Certain images look like they were torn right out of 16th-century paintings, which is why Magellan is a movie you tend to gaze at rather than watch with full attention. Diaz often shows us the aftermath of battles, where dozens of bodies are artfully splayed on the ground, instead of the battles themselves. Lots of other drama happens off-screen, even if we do witness certain key moments from Magellan’s last years — whether it’s his decision to work under the Spanish crown after the Portuguese refused to back his last voyage, or his discovery of a passage to the South Pacific that became known as the Magellan Strait.
But the drama can be very stolid, borderline dull at times. Not that Garcia Bernal isn’t perfect for the part: Costumed in lots of fluffy shirts, he plays a fearless man with an immense ego who suffered for his success, making the whole profession of being a conquistador look less like a valiant enterprise than a major drag. But Diaz’s observant style (he never cuts within a scene; there’s no music to induce emotion) can keep us at arm’s length from events. Perhaps the most dramatic part of the film is the one that’s the most painfully stretched out, depicting Magellan’s long, relentless voyage (1519-1521) from Spain to the Spice Islands, which saw many crew members die along the way.

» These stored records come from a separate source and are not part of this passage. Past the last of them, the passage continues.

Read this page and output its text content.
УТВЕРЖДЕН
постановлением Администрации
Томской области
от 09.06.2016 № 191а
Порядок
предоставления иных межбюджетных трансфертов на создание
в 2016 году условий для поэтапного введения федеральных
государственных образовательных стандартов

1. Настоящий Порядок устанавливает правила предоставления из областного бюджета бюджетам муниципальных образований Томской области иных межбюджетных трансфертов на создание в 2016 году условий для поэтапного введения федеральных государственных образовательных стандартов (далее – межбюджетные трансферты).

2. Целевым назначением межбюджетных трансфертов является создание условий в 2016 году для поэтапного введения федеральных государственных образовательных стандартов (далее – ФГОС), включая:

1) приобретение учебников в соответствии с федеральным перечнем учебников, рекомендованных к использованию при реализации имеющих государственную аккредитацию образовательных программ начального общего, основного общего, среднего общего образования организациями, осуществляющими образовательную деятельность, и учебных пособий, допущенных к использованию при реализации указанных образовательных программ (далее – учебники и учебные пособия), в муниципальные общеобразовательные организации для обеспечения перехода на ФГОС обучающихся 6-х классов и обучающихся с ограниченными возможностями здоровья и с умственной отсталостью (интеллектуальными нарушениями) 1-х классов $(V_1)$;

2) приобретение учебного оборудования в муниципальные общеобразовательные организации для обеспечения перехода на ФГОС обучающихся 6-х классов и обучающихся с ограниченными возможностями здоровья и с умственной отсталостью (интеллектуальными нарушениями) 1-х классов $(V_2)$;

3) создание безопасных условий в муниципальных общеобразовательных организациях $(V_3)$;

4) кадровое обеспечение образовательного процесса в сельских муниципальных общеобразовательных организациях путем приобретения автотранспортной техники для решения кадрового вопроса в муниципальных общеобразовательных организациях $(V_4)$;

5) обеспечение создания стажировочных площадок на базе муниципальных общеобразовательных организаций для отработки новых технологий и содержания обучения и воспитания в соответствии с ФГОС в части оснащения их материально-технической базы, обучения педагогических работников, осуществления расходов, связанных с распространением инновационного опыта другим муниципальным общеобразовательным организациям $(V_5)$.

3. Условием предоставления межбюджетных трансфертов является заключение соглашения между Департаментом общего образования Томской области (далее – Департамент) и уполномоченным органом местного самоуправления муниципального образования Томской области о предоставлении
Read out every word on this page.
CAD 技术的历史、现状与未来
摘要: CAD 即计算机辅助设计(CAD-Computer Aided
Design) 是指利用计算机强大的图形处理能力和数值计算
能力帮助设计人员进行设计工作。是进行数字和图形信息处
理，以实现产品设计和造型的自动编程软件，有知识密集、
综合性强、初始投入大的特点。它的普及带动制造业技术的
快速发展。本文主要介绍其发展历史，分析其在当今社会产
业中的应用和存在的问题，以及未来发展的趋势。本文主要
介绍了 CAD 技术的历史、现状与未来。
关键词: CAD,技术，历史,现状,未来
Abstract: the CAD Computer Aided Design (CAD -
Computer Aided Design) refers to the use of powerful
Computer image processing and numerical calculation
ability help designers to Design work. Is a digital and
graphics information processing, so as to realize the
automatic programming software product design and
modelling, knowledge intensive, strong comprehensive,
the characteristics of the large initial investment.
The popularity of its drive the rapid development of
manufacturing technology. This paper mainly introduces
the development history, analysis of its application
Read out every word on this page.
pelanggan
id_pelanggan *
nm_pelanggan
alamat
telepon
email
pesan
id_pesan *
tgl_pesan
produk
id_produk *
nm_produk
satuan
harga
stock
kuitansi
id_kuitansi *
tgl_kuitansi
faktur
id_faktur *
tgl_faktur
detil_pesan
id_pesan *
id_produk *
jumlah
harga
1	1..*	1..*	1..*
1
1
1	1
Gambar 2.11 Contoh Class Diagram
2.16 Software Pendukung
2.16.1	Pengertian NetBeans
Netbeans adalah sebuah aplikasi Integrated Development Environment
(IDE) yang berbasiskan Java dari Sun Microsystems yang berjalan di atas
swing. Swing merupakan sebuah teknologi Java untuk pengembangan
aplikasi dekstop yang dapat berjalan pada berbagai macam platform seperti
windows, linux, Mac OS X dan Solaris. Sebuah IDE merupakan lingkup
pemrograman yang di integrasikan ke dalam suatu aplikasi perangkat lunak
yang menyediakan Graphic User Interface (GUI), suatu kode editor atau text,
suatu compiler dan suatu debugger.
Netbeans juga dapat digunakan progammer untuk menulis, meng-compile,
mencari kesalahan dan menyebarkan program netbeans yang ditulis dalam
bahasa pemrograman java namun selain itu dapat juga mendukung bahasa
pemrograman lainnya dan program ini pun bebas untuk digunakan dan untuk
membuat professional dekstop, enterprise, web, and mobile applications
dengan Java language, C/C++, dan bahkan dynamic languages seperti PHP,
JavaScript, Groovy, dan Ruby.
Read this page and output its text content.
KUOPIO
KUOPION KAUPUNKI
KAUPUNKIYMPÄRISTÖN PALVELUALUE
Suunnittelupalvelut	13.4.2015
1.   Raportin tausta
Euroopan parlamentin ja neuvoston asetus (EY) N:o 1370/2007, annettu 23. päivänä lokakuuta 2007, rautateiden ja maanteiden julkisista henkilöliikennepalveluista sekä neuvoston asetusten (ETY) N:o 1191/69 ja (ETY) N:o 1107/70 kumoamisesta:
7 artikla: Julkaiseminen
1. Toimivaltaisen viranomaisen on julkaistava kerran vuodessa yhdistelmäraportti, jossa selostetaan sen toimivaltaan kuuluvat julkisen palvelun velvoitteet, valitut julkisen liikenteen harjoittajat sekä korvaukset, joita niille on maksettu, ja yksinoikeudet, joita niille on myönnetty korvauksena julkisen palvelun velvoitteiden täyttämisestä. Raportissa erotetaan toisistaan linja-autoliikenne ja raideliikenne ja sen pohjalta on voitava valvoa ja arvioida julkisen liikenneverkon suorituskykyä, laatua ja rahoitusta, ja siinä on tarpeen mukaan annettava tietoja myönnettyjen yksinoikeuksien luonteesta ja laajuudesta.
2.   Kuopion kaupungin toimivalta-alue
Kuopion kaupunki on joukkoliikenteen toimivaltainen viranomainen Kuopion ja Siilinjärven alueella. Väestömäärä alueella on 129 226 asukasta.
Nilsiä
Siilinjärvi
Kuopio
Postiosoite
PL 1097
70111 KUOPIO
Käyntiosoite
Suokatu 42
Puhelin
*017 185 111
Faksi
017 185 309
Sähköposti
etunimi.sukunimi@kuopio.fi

But whatever the Spaniards or Portuguese went through pales in comparison to all the tribespeople whom we see imprisoned, converted, enslaved or just plain murdered by Magellan and his men. The other main character in the film is Enrique (Amado Arjay Babon), an indigenous man whom Magellan captures on Malacca and takes with him on all his subsequent journeys. He gradually becomes “civilized” (to use a colonialist term) as the narrative progresses, until the tides turn in the Philippines and we see him returning back to his initial state, freed from the shackles of European domination.
As much as Magellan is a film that will play to a highly select audience, it makes a subtle but loud political statement about the colonial mindset both then and now. When the conquistadors claim they are fighting so that “Islam shall finally disappear,” hoping to beat the Moors in securing more territory, it sounds a lot like speeches you hear from far-right pundits and politicians in Europe today. Diaz’s movie may resemble a magnificent time capsule — and one that we watch with a certain distance — but there are moments when its stark realism reminds us how easily history can repeat itself.